Similarly, we can consider the sum $e^{17\pi i/60} + e^{37\pi i/60}$. Here it is in the picture:

[asy]
size(200); 
import TrigMacros;
rr_cartesian_axes(-2,2,-1,3,complexplane=true, usegrid = false);
pair O = (0,0); 
pair[] Z; 
for (int i = 0; i < 5; ++i)
{
     Z[i] = dir(30i)*dir(12); 

} 
draw(O--Z[1], blue);
draw(O--Z[3]);
draw(Z[3]--Z[1]+Z[3], blue); 
draw(O--Z[1]+Z[3]); 
dot("$e^{17\pi i/60}$", Z[1], dir(Z[1])); 
dot("$e^{37\pi i/60}$", Z[3], NW); 
dot("$e^{17\pi i/60} + e^{37\pi i/60}$", Z[3]+Z[1], N); 
[/asy]We again have a rhombus, which again means that the sum of the pair has an argument equal to the average of the arguments.

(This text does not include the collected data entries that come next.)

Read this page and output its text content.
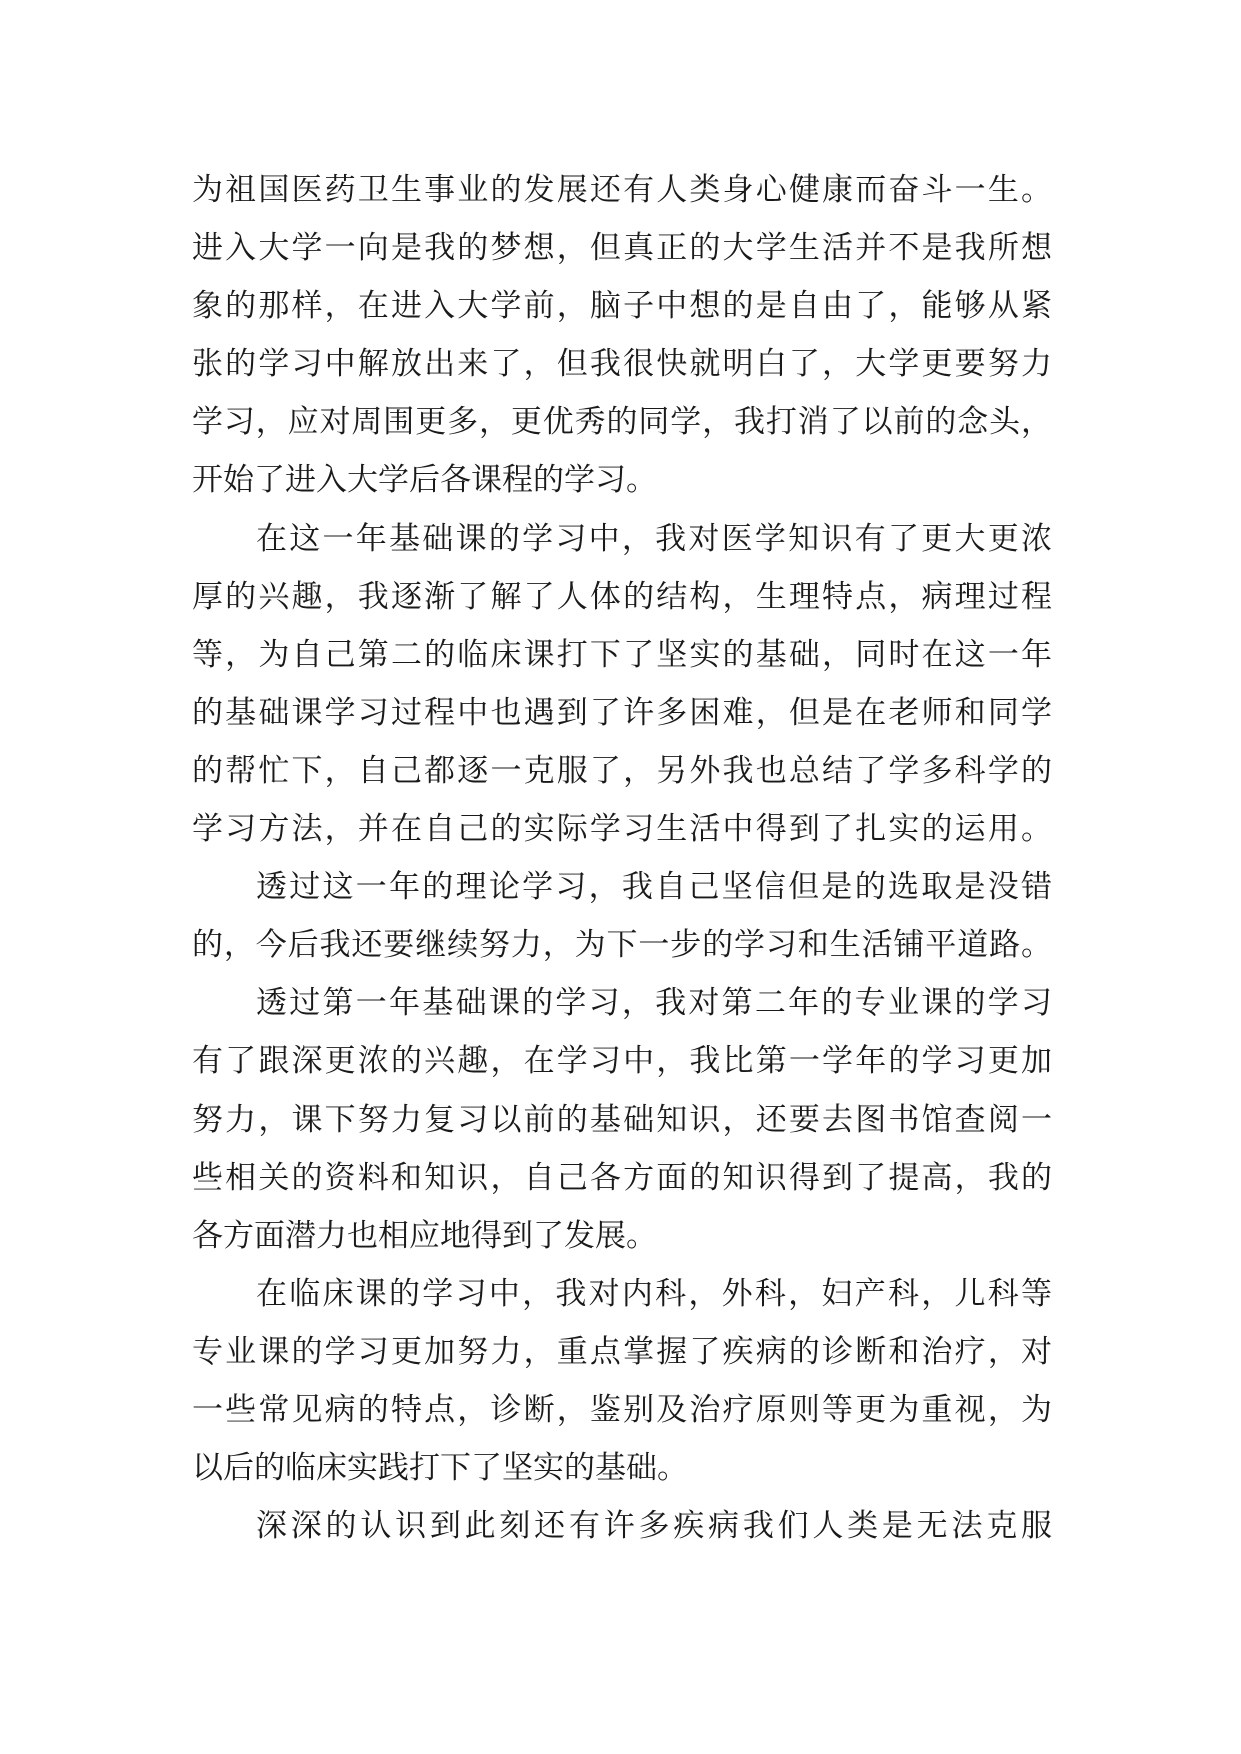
为祖国医药卫生事业的发展还有人类身心健康而奋斗一生。
进入大学一向是我的梦想，但真正的大学生活并不是我所想
象的那样，在进入大学前，脑子中想的是自由了，能够从紧
张的学习中解放出来了，但我很快就明白了，大学更要努力
学习，应对周围更多，更优秀的同学，我打消了以前的念头，
开始了进入大学后各课程的学习。
在这一年基础课的学习中，我对医学知识有了更大更浓
厚的兴趣，我逐渐了解了人体的结构，生理特点，病理过程
等，为自己第二的临床课打下了坚实的基础，同时在这一年
的基础课学习过程中也遇到了许多困难，但是在老师和同学
的帮忙下，自己都逐一克服了，另外我也总结了学多科学的
学习方法，并在自己的实际学习生活中得到了扎实的运用。
透过这一年的理论学习，我自己坚信但是的选取是没错
的，今后我还要继续努力，为下一步的学习和生活铺平道路。
透过第一年基础课的学习，我对第二年的专业课的学习
有了跟深更浓的兴趣，在学习中，我比第一学年的学习更加
努力，课下努力复习以前的基础知识，还要去图书馆查阅一
些相关的资料和知识，自己各方面的知识得到了提高，我的
各方面潜力也相应地得到了发展。
在临床课的学习中，我对内科，外科，妇产科，儿科等
专业课的学习更加努力，重点掌握了疾病的诊断和治疗，对
一些常见病的特点，诊断，鉴别及治疗原则等更为重视，为
以后的临床实践打下了坚实的基础。
深深的认识到此刻还有许多疾病我们人类是无法克服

That means that the argument of $e^{17\pi i/60} + e^{37 \pi i/60}$ is the average of the arguments of the numbers being added, or in other words is
\[\dfrac{1}{2} \left( \dfrac{17\pi}{60} + \dfrac{37\pi}{60}\right) = \dfrac{27 \pi}{60} = \dfrac{9\pi}{20}.\]Therefore,
\[ e^{17\pi i/ 60} + e^{37 \pi i/60} = r_2 e^{9 \pi i/20},\]for some nonnegative $r_2$.

Finally, our middle number is $e^{27\pi i/60} = e^{9\pi i/20}$, simplifying the fraction. Now we're adding up three numbers with argument $e^{9\pi i/20}$, which gives another number with the same argument. To be more precise, we have that
\begin{align*} 
e^{7\pi i/60} + e^{17\pi i/60} + e^{27 \pi i/60} + e^{37\pi i /60} + e^{47 \pi i /60} &= (e^{7\pi i/60} + e^{47\pi i/60}) + e^{27 \pi i/60} + (e^{37\pi i /60} + e^{47 \pi i /60})  \\
&= r_1 e^{9\pi i/20} + e^{9\pi i/20} + r_2 e^{9\pi i/20} \\
&= (r_1 +r_2 + 1) e^{9\pi i/20},
\end{align*}which gives that the argument of our sum is $\boxed{\dfrac{9\pi}{20}}$.